Me tendí junto al borracho y miramos ambos por debajo de la falda de Graciela. No se veía nada, salvo una negra campana habitada por sombras opulentas.

– Me llamo Andrés Puig -dijo el borracho.

– Y yo Javier -le respondí-. Soy el mayor cornudo de Barcelona.

– Oh, qué interesante.

– ¿Vais a pasaros ahí la noche? -preguntó Graciela, cansada de nuestras prospecciones.

– Mi mujer, ¿sabe usted?, es un caso raro: conmigo, nada… ¿Entiende? Nada.

– Nada -repitió el borracho.

– En cambio, con los demás…, ¿sabe lo que hace con los demás?

– Nada.

– Todo.

– ¡Qué suerte! Preséntemela.

– No faltaría más. Ahora mismo.

– No podría. Estoy tan borracho que no podría.

– ¡Quite, hombre, quite! Mi mujer es de las que resucitan a los muertos.

– ¿De veras? Cuente, cuente.

– Le diré cómo la conocí: ella trabajaba en un cabaret. El peor cabaret del mundo entero. Salía desnuda, cubierta con grandes plumas de colores. Dos forzudos la tiraban al aire y la recogían y a cada volatín se le desprendía una pluma. Al final del número se la veía absolutamente.

– ¿Se la veía absolutamente ?

– ¿No se lo acabo de decir? Absolutamente .

– Madre mía. Menuda pájara debe de ser.

– Para qué le voy a contar.

De aquella noche recuerdo haberme peleado con Andrés Puig, el borracho, por la exclusividad de los favores de Graciela y haber vencido. Recuerdo las dudas de la chica ante mis ruegos y mis atrevimientos («Por Dios, aquí no») seguidas de una turbada decisión sin que mediara insistencia («Vamos a mi casa; mis padres duermen»), a la que, inconsecuentemente, no hice ningún caso. Recuerdo que me bebí los fondos de todas las botellas y que derroché verborrea, con lo cual me quedé tranquilo.
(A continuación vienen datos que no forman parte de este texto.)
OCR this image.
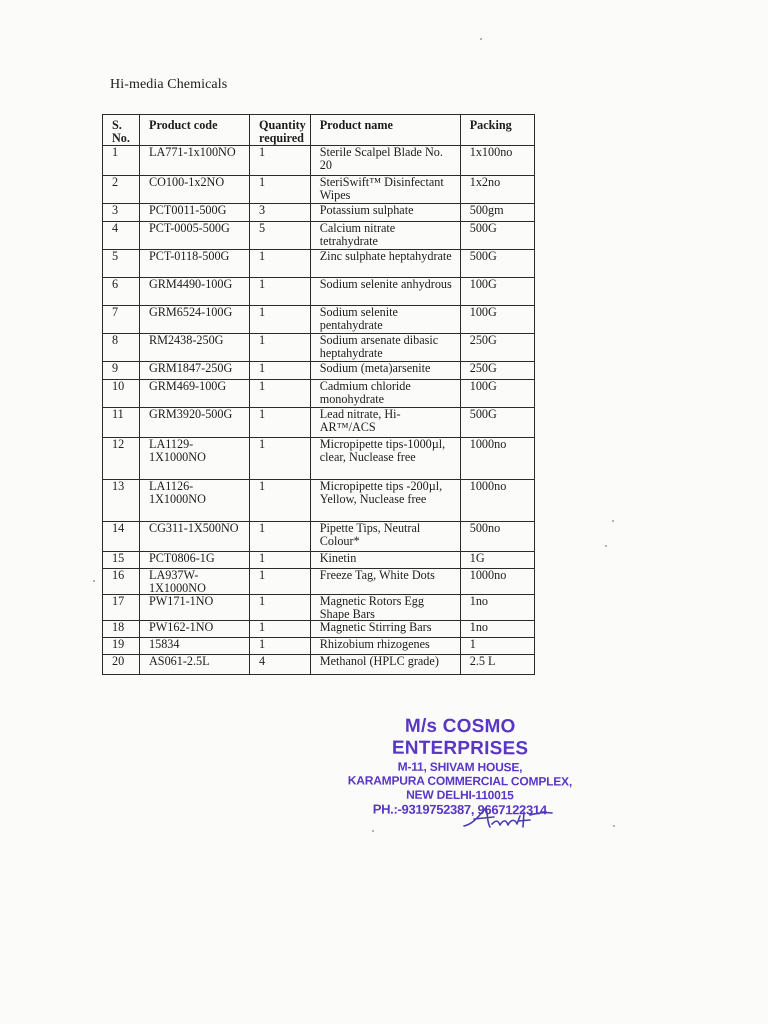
Hi-media Chemicals
S. No.	Product code	Quantity required	Product name	Packing
1	LA771-1x100NO	1	Sterile Scalpel Blade No. 20	1x100no
2	CO100-1x2NO	1	SteriSwift™ Disinfectant Wipes	1x2no
3	PCT0011-500G	3	Potassium sulphate	500gm
4	PCT-0005-500G	5	Calcium nitrate tetrahydrate	500G
5	PCT-0118-500G	1	Zinc sulphate heptahydrate	500G
6	GRM4490-100G	1	Sodium selenite anhydrous	100G
7	GRM6524-100G	1	Sodium selenite pentahydrate	100G
8	RM2438-250G	1	Sodium arsenate dibasic heptahydrate	250G
9	GRM1847-250G	1	Sodium (meta)arsenite	250G
10	GRM469-100G	1	Cadmium chloride monohydrate	100G
11	GRM3920-500G	1	Lead nitrate, Hi-AR™/ACS	500G
12	LA1129-1X1000NO	1	Micropipette tips-1000µl, clear, Nuclease free	1000no
13	LA1126-1X1000NO	1	Micropipette tips -200µl, Yellow, Nuclease free	1000no
14	CG311-1X500NO	1	Pipette Tips, Neutral Colour*	500no
15	PCT0806-1G	1	Kinetin	1G
16	LA937W-1X1000NO	1	Freeze Tag, White Dots	1000no
17	PW171-1NO	1	Magnetic Rotors Egg Shape Bars	1no
18	PW162-1NO	1	Magnetic Stirring Bars	1no
19	15834	1	Rhizobium rhizogenes	1
20	AS061-2.5L	4	Methanol (HPLC grade)	2.5 L
M/s COSMO ENTERPRISES
M-11, SHIVAM HOUSE,
KARAMPURA COMMERCIAL COMPLEX,
NEW DELHI-110015
PH.:-9319752387, 9667122314
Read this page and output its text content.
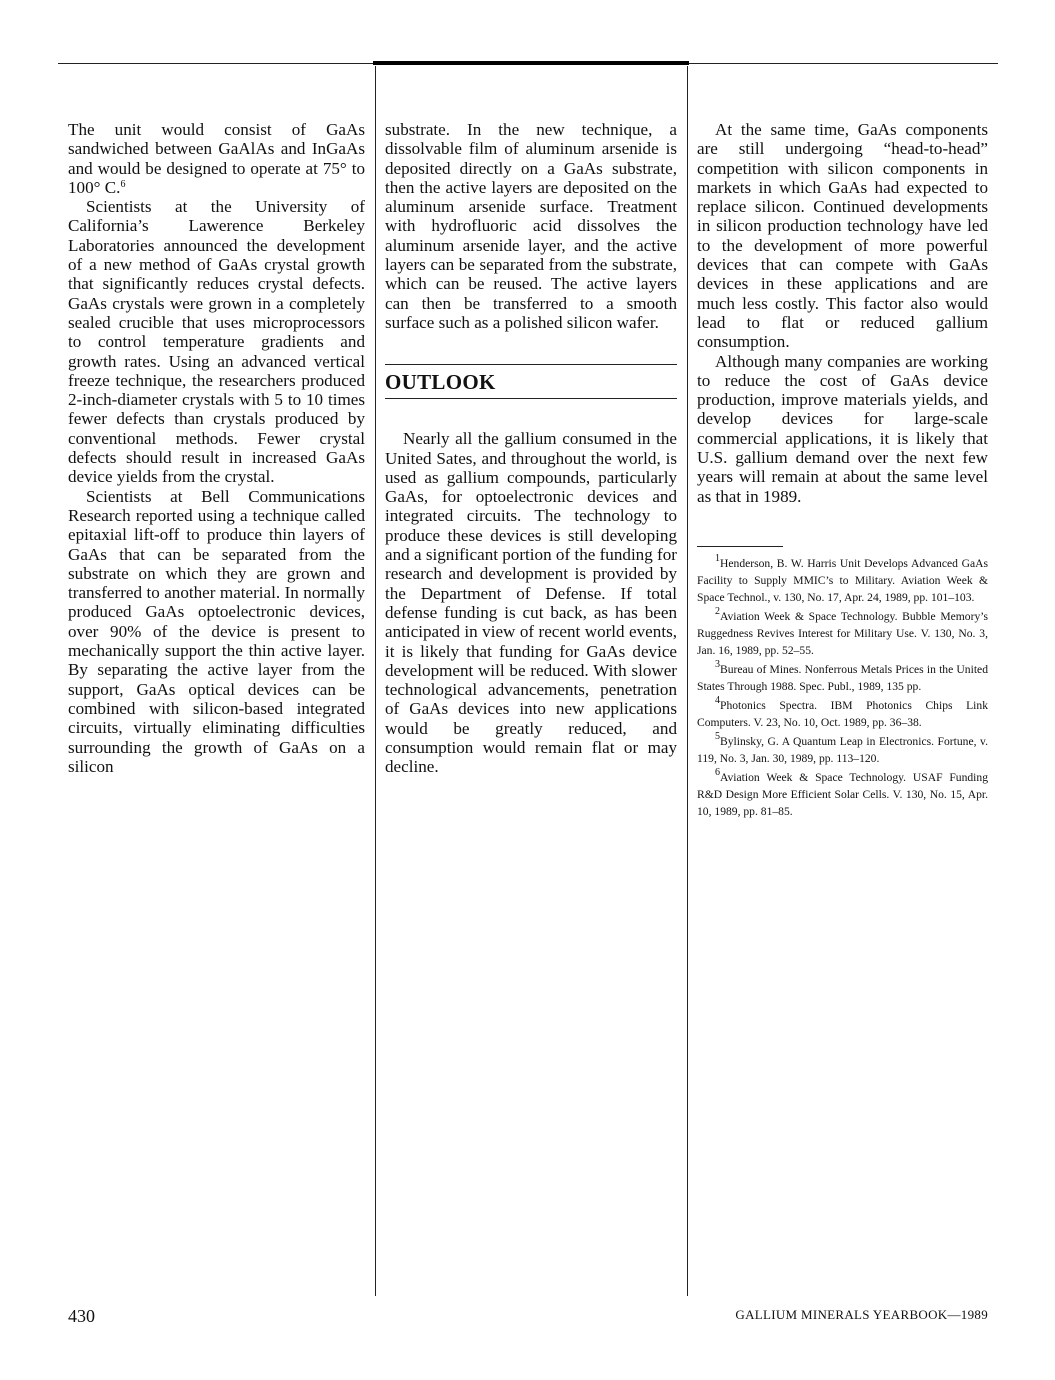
The unit would consist of GaAs sandwiched between GaAlAs and InGaAs and would be designed to operate at 75° to 100° C.$^6$

Scientists at the University of California’s Lawerence Berkeley Laboratories announced the development of a new method of GaAs crystal growth that significantly reduces crystal defects. GaAs crystals were grown in a completely sealed crucible that uses microprocessors to control temperature gradients and growth rates. Using an advanced vertical freeze technique, the researchers produced 2-inch-diameter crystals with 5 to 10 times fewer defects than crystals produced by conventional methods. Fewer crystal defects should result in increased GaAs device yields from the crystal.

Scientists at Bell Communications Research reported using a technique called epitaxial lift-off to produce thin layers of GaAs that can be separated from the substrate on which they are grown and transferred to another material. In normally produced GaAs optoelectronic devices, over 90% of the device is present to mechanically support the thin active layer. By separating the active layer from the support, GaAs optical devices can be combined with silicon-based integrated circuits, virtually eliminating difficulties surrounding the growth of GaAs on a silicon

substrate. In the new technique, a dissolvable film of aluminum arsenide is deposited directly on a GaAs substrate, then the active layers are deposited on the aluminum arsenide surface. Treatment with hydrofluoric acid dissolves the aluminum arsenide layer, and the active layers can be separated from the substrate, which can be reused. The active layers can then be transferred to a smooth surface such as a polished silicon wafer.

OUTLOOK

Nearly all the gallium consumed in the United Sates, and throughout the world, is used as gallium compounds, particularly GaAs, for optoelectronic devices and integrated circuits. The technology to produce these devices is still developing and a significant portion of the funding for research and development is provided by the Department of Defense. If total defense funding is cut back, as has been anticipated in view of recent world events, it is likely that funding for GaAs device development will be reduced. With slower technological advancements, penetration of GaAs devices into new applications would be greatly reduced, and consumption would remain flat or may decline.

At the same time, GaAs components are still undergoing “head-to-head” competition with silicon components in markets in which GaAs had expected to replace silicon. Continued developments in silicon production technology have led to the development of more powerful devices that can compete with GaAs devices in these applications and are much less costly. This factor also would lead to flat or reduced gallium consumption.

Although many companies are working to reduce the cost of GaAs device production, improve materials yields, and develop devices for large-scale commercial applications, it is likely that U.S. gallium demand over the next few years will remain at about the same level as that in 1989.

$^1$Henderson, B. W. Harris Unit Develops Advanced GaAs Facility to Supply MMIC’s to Military. Aviation Week & Space Technol., v. 130, No. 17, Apr. 24, 1989, pp. 101–103.

$^2$Aviation Week & Space Technology. Bubble Memory’s Ruggedness Revives Interest for Military Use. V. 130, No. 3, Jan. 16, 1989, pp. 52–55.

$^3$Bureau of Mines. Nonferrous Metals Prices in the United States Through 1988. Spec. Publ., 1989, 135 pp.

$^4$Photonics Spectra. IBM Photonics Chips Link Computers. V. 23, No. 10, Oct. 1989, pp. 36–38.

$^5$Bylinsky, G. A Quantum Leap in Electronics. Fortune, v. 119, No. 3, Jan. 30, 1989, pp. 113–120.

$^6$Aviation Week & Space Technology. USAF Funding R&D Design More Efficient Solar Cells. V. 130, No. 15, Apr. 10, 1989, pp. 81–85.

430	GALLIUM MINERALS YEARBOOK—1989
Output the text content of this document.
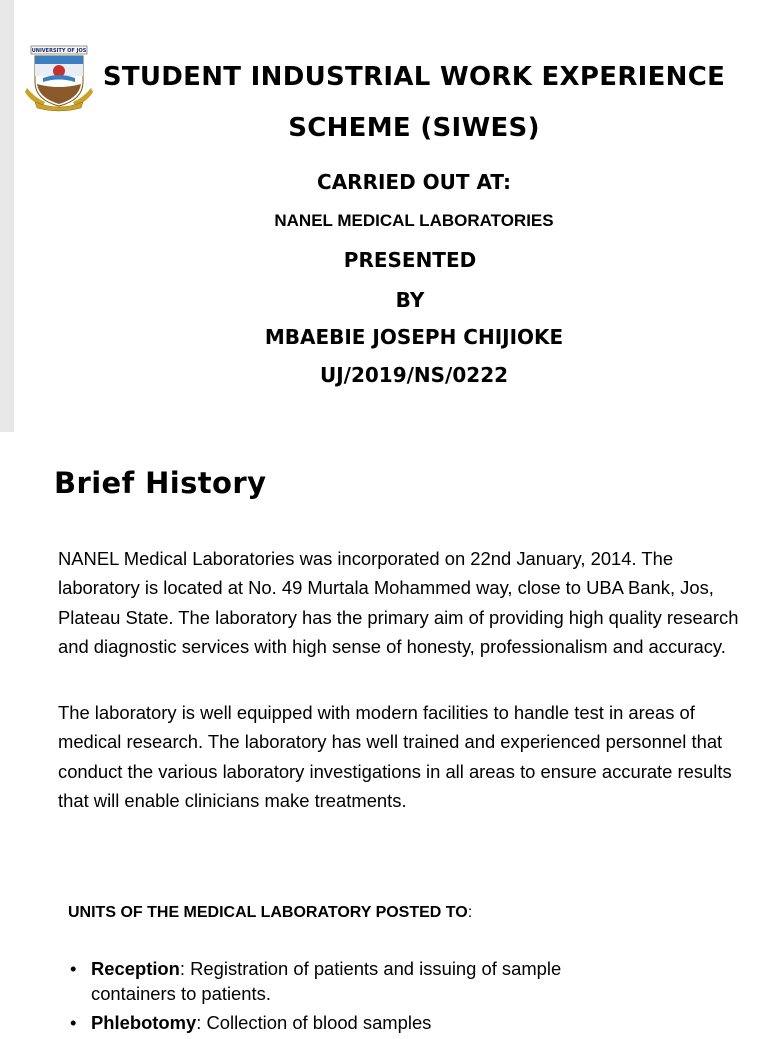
UNIVERSITY OF JOS
STUDENT INDUSTRIAL WORK EXPERIENCE
SCHEME (SIWES)
CARRIED OUT AT:
NANEL MEDICAL LABORATORIES
PRESENTED
BY
MBAEBIE JOSEPH CHIJIOKE
UJ/2019/NS/0222
Brief History
NANEL Medical Laboratories was incorporated on 22nd January, 2014. The laboratory is located at No. 49 Murtala Mohammed way, close to UBA Bank, Jos, Plateau State. The laboratory has the primary aim of providing high quality research and diagnostic services with high sense of honesty, professionalism and accuracy.
The laboratory is well equipped with modern facilities to handle test in areas of medical research. The laboratory has well trained and experienced personnel that conduct the various laboratory investigations in all areas to ensure accurate results that will enable clinicians make treatments.
UNITS OF THE MEDICAL LABORATORY POSTED TO:
• Reception: Registration of patients and issuing of sample containers to patients.
• Phlebotomy: Collection of blood samples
Clareaba cuando llegué a casa. Al salir no tenía intención de regresar nunca jamás, pero mis pasos me condujeron inconscientemente al hogar. Iba muy contento, silbando un cuplé, cuando, al abrir la puerta, una siniestra vaharada me hizo retroceder hasta el otro extremo del descansillo. Más tarde comprendí que sólo el hecho de llevar todavía puesta la narizota de cartón me había salvado de una muerte cierta por intoxicación letal. Empecé a bajar las escaleras como un desesperado, pero de súbito se hizo la luz en mi cerebro, torné a subir, aspiré hondo y penetré en la casa. Creí desvanecerme. Apenas se distinguían los muebles, tan densa era la niebla. Me faltaba la respiración. Alcancé una ventana y rompí el cristal de un puñetazo. Era insuficiente: corrí al otro extremo del pasillo y rompí otro cristal para establecer corriente de aire. Luego cerré la espita del gas y me precipité en el cuarto de María Coral. Ésta yacía en la cama, con su larga cabellera esparcida sobre la almohada. Tenía puesto el mismo camisón que llevaba la primera noche que dormimos juntos, allá en el balneario, tan lejana ya y tan dolorosa en la memoria.